"She was the strongest Veil-touched in recent memory. She surpassed me a few weeks into training. She may have been the strongest ever born." Lyralei’s voice held grief and pride equally. "She believed her daughter would surpass her."
The weight of that expectation settled across my shoulders. Not only did I need to surpass my mother, but also Lyralei.
"I'm not her," I said quietly. “Or you.”
"No. You’re you. And that might be exactly what we need."
Over the following days, I practiced anchoring until my head ached and my nose bled from the strain. I learned to layer bindings for redundancy, to recognize when a Void-touched entity was testing the anchor for weakness, and to adjust and reinforce on instinct.
The Devourer's interest became clearer through the lessons. Lyralei explained how my power drew its attention like blood on white cloth. Every time I touched the Veil, I sent ripples through dimensions the ancient entity monitored.
"It sees you as a threat and an opportunity," she said. "If it corrupts you, you become a doorway large enough for its forces to pass through. If it kills you, it loses the one Veil-touched who might actually banish it permanently."
"So, it's waiting to see which option becomes available first."
"Yes."
I didn’t ask what happened if it chose the corruption route.
By the end of the second week, I could perform all the basic techniques without guidance. I could compress space across short distances, touch the Verdant Beyond without losing control, reflect hostile magic, and anchor the Veil into place.
Not mastery. But competence. Survival-level skill.
Enough to maybe not die immediately when the real fighting started.
One afternoon, I found myself watching Daemon's team train in an adjacent section of the grounds. Kael, Kane, and Zephyr moved through combat drills with the precision of people who’d fought together for years. They communicated through minute gestures and shifts in stance, anticipating each other's movements, covering weaknesses automatically.
Their coordination was beautiful in a deadly way. Zephyr's wind magic created openings, and his arrows closed gaps that Kael exploited with brutal efficiency. Kane’s dominating force and strength showed without an enemy present, as he held down the middle. They flowed around each other like water, adapting to changing scenarios without breaking rhythm.
And Daemon. He was the nail and hammer. He turned the finely tuned deadliness of the team into a machine of war that always achieved its mission. He was faster, stronger than before. The deterioration that had plagued him weeks ago had been erased by my stabilized control.
The curse was still draining him, but slower now. Slow enough that hope felt possible instead of delusional.
"They trust each other completely," Lyralei said, appearing beside me with her characteristic silent grace.
I nodded. "Yes."
"I haven’t seen teamwork like this since your mother and I could be in each other’s presence. You’re lucky to have them as your allies and not your enemies."

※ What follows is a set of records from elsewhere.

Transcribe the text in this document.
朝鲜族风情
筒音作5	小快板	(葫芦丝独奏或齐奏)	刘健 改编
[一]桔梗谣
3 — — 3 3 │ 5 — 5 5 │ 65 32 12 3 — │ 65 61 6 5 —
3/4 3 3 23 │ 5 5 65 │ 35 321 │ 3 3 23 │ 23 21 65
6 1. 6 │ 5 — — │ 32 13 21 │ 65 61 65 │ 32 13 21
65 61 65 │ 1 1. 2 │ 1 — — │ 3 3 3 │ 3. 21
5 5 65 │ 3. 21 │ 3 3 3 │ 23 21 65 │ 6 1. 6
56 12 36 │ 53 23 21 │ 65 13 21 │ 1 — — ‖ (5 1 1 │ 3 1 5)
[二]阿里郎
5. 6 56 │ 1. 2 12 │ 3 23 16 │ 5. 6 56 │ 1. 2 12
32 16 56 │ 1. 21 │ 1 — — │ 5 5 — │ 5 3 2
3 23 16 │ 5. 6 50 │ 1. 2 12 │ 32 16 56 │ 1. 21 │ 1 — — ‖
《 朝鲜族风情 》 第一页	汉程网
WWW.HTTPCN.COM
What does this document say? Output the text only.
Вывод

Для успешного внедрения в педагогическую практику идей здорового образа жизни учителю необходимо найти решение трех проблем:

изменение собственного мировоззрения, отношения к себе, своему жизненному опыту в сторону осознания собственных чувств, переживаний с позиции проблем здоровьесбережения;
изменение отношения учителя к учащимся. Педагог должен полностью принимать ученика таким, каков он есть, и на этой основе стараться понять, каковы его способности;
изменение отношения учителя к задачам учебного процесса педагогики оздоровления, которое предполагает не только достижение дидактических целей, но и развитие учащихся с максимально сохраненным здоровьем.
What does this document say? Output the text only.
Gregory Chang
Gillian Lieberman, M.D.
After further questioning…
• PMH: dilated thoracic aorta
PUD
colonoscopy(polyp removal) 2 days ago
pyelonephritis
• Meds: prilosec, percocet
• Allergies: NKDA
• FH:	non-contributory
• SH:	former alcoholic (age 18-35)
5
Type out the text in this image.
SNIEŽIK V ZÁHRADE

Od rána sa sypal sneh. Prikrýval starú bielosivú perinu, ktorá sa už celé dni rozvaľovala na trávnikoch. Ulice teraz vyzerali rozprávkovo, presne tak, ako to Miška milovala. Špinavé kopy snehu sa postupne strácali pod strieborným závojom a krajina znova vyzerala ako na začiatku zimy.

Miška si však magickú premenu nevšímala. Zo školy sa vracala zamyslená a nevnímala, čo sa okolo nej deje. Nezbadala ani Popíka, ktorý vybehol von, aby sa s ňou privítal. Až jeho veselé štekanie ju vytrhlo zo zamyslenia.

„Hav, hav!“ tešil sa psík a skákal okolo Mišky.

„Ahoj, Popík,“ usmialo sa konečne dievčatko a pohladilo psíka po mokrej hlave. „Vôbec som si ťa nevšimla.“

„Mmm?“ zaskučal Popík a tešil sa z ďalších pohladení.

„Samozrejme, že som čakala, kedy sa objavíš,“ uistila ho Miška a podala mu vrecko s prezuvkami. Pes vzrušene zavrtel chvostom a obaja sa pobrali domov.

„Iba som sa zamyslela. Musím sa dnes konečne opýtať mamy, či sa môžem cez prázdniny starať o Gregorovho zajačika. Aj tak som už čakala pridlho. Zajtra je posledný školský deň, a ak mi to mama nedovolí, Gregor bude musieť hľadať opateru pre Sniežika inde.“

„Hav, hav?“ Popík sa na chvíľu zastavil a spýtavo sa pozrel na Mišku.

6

I watched Zephyr let loose an arrow from his crossbow and Kane hurl his axe overhead. Their aim was completely wrong, the current trajectory of the weapons would never have reached the training dummy, but Daemon’s shadow tendrils redirected the projectiles. The arrow landed right between the eyes of the dummy before Kane’s axe split it in half.
"Will that be enough?" I asked. "Against what's coming?"
"It will have to be. Combined with your power and their skill, you might actually stand a chance." Lyralei's tone suggested she believed it possible, but far from certain.
We stood in silence, watching the deadly dance continue until Daemon called for a break. His team dispersed toward water and shade, but he crossed the grounds toward us instead.
"Making progress?" he asked, though the question felt directed at both of us.
"She learns quickly," Lyralei said. "Another month and she'll be ready for practical application."
"We might not have a month." Daemon's expression darkened.
"Then we accelerate Seris's training to match." Lyralei’s calm felt forced. "There are techniques we haven't covered yet, deeper applications, "
"She needs rest too," Daemon interrupted. "Pushing too hard risks the same loss of control we're trying to prevent."
They looked at me, waiting for input on my own limitations.